Members of America’s Essential Hospitals deliver high-quality care to all people, including those who otherwise face barriers to care.
Three-quarters of essential hospitals’ patients are uninsured or have Medicaid or Medicare coverage. Along with their safety net mission, essential hospitals provide specialized, lifesaving services, such as level I trauma and neonatal intensive care; train many physicians, nurses, and other health care professionals; coordinate care across large ambulatory networks; and meet public health and crisis response needs.
Learn how essential hospitals build a healthy country for all and take a deep dive into data about our hospitals and the people and communities they serve with our annual member characteristics report, Essential Data: Our Hospitals, Our Patients.
Why We Must Formally Recognize Essential Hospitals
To safeguard access to care and protect communities in times of greatest need, Congress must statutorily designate essential hospitals for targeted support.
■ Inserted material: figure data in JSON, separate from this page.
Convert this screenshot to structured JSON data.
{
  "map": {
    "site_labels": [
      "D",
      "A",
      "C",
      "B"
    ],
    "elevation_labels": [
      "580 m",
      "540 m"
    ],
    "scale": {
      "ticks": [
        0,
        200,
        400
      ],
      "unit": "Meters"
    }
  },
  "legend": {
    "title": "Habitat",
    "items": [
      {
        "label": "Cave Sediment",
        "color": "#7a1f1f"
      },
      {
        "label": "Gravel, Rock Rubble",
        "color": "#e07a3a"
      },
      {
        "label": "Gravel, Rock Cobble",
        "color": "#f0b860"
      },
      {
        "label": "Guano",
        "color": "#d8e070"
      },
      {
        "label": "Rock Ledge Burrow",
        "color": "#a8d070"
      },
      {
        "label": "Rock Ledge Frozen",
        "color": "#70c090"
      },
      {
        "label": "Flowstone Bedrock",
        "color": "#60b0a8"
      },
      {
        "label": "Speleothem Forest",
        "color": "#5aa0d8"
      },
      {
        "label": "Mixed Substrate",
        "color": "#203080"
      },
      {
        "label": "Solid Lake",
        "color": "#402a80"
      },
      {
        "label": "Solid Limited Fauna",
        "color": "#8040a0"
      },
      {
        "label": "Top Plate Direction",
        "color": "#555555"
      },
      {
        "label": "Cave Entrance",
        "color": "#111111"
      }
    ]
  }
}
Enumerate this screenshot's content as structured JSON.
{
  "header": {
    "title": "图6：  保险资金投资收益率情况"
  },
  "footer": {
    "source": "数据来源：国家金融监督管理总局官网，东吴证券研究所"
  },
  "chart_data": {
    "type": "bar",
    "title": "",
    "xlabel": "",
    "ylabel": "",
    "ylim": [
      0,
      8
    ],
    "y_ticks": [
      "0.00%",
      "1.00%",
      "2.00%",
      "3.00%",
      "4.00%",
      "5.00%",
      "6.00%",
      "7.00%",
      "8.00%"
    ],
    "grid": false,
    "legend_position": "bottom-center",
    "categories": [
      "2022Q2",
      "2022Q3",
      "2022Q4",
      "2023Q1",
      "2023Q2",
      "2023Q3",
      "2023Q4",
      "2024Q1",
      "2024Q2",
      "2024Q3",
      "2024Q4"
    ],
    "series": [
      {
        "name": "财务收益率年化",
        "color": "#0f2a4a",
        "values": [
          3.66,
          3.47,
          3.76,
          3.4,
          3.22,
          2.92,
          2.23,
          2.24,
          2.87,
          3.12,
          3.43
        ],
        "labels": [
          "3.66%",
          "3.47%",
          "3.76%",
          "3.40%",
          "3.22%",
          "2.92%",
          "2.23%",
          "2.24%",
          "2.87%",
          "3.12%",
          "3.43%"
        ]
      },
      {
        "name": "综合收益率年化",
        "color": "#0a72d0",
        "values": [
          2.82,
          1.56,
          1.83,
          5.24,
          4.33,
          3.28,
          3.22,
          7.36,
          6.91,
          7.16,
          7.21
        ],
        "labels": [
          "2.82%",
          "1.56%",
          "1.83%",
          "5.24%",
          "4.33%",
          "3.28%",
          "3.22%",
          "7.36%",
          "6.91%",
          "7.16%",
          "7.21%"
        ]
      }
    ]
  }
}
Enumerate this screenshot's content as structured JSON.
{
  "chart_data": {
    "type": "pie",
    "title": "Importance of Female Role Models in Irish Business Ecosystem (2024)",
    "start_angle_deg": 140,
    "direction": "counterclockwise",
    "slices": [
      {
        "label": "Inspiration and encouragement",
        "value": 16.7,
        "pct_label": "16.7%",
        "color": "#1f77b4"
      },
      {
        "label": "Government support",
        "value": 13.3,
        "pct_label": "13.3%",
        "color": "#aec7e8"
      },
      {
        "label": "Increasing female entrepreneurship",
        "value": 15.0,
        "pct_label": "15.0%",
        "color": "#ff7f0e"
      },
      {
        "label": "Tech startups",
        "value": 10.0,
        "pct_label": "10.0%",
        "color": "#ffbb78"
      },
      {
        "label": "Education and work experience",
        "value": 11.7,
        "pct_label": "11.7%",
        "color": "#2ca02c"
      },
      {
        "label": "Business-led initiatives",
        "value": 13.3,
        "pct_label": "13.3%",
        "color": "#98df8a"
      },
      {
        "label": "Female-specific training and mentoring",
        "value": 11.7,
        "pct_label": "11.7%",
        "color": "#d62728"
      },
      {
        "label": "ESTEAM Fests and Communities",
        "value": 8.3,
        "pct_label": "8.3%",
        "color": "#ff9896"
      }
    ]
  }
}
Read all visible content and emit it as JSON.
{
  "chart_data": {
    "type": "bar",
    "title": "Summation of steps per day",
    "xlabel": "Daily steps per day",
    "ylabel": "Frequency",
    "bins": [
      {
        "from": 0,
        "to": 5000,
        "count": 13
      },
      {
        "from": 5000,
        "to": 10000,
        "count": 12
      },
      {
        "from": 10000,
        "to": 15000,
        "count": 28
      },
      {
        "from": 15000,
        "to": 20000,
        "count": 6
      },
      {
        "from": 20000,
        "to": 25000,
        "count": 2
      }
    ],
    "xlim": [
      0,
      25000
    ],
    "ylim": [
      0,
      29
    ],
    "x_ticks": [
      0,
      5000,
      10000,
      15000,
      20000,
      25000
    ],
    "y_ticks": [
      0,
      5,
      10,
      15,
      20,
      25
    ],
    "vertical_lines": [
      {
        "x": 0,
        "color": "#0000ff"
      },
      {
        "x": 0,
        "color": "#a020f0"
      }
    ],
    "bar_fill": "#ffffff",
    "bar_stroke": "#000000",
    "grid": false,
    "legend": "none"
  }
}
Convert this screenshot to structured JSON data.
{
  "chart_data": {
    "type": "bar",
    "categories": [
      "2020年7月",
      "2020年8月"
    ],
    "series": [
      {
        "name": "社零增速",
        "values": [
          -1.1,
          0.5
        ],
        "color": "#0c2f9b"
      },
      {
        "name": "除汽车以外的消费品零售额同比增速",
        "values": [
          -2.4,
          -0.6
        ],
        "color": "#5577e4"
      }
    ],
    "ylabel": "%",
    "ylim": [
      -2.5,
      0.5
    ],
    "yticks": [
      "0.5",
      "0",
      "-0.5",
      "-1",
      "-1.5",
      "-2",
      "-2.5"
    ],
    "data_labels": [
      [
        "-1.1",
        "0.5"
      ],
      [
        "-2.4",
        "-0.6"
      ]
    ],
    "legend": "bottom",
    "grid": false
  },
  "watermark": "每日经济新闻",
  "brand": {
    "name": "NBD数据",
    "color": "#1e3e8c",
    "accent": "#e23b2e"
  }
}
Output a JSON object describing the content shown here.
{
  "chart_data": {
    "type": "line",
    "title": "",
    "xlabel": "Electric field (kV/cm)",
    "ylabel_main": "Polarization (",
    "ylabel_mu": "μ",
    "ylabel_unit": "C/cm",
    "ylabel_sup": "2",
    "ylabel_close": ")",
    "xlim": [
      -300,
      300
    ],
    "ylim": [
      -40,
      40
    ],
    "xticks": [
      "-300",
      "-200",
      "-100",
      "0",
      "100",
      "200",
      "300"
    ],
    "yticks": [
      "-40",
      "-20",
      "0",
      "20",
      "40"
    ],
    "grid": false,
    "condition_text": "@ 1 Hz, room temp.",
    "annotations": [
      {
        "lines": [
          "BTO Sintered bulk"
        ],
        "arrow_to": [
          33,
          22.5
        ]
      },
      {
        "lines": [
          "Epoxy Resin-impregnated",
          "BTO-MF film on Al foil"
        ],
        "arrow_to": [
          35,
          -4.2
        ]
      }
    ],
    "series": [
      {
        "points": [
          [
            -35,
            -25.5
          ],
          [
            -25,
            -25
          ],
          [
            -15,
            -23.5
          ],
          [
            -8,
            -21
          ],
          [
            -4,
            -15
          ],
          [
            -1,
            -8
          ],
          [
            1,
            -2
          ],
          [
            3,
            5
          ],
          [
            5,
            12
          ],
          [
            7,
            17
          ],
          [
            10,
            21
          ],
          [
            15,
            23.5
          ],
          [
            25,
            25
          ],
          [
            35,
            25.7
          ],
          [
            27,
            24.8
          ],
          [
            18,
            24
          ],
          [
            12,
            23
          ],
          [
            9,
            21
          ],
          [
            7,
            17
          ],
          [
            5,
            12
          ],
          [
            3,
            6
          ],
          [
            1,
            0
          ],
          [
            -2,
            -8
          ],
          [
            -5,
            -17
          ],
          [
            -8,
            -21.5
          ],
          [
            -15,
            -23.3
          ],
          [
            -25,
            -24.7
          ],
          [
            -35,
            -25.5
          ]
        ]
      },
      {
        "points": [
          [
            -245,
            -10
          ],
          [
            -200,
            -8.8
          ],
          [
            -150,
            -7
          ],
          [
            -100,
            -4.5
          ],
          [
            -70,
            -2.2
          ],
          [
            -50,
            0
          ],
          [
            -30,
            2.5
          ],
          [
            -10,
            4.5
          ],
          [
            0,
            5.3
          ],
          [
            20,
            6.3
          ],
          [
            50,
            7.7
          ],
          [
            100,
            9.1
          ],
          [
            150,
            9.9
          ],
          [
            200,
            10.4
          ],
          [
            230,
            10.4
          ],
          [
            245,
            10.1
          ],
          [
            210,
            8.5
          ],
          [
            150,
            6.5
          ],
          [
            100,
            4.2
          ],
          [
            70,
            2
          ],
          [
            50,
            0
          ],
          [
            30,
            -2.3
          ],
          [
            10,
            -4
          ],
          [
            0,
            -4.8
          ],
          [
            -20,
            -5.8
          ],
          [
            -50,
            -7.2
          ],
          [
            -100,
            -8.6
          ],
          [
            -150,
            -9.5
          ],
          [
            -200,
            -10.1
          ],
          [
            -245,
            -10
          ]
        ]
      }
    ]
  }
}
Essential hospitals face challenges unique to their mission. Our members represent about 5 percent of all U.S. hospitals but provide more than a quarter of the nation’s charity care. Essential hospitals, on average, provide five times as much uncompensated care as other hospitals. due to their small share of commercially insured patients and historically underfunded mission.
We have ample precedent for formally designating classes of hospitals to stabilize and protect providers vital to the larger health care ecosystem. Examples include critical access hospitals and sole community hospitals. Today, essential hospitals lack similar and crucial protections.
Key Facts about Our Members
Members of America’s Essential Hospitals provide state-of-the-art care to the uninsured, low-income, and other vulnerable people who might otherwise have no place to turn. In many communities, our members are the sole source of services that benefit all: trauma and burn care, neonatal intensive care, chronic condition management, health professionals training, research, public health functions and others.
Our members work daily to improve the health of individuals and promote the economic health of communities throughout the nation. The data points below come from Essential Data 2025: Our Hospitals, Our Patients.
Complex Patients
- Essential hospitals’ patients generally are sicker and more complex than those served at other hospitals nationwide.
Committed to Underserved Communities
- Provided 29 percent of all charity care nationally, or about $8.6 billion, despite representing only 6% of hospitals nationwide.
- Served communities in which 16 percent of individuals live below the poverty line, 2.7 million people are unemployed, and nearly three-quarters were uninsured or covered by Medicaid or Medicare.
- Continue to have average operating margins far below the rest of the hospital industry. The aggregate operating margin for members in 2023 was −7.1 percent, compared with −2.3 percent for all hospitals nationwide.
Community Cornerstones
- Account for nearly a third of the nation’s level I trauma centers and 43% of burn care beds.
- Employed more than 960,000 people nationally and drove more than $307 billion in state economic output.
- Essential hospitals trained an average of 193 physicians (defined as U.S. medical and dental residents) per hospital, nearly three times as many as those trained at other U.S. teaching hospitals.
Building Healthy Communities
- 96 percent of essential hospitals operate a food insecurity program.
- 77 percent of essential hospitals operate a housing insecurity program.
- 96 percent of essential hospitals have a relationship with their local heath department.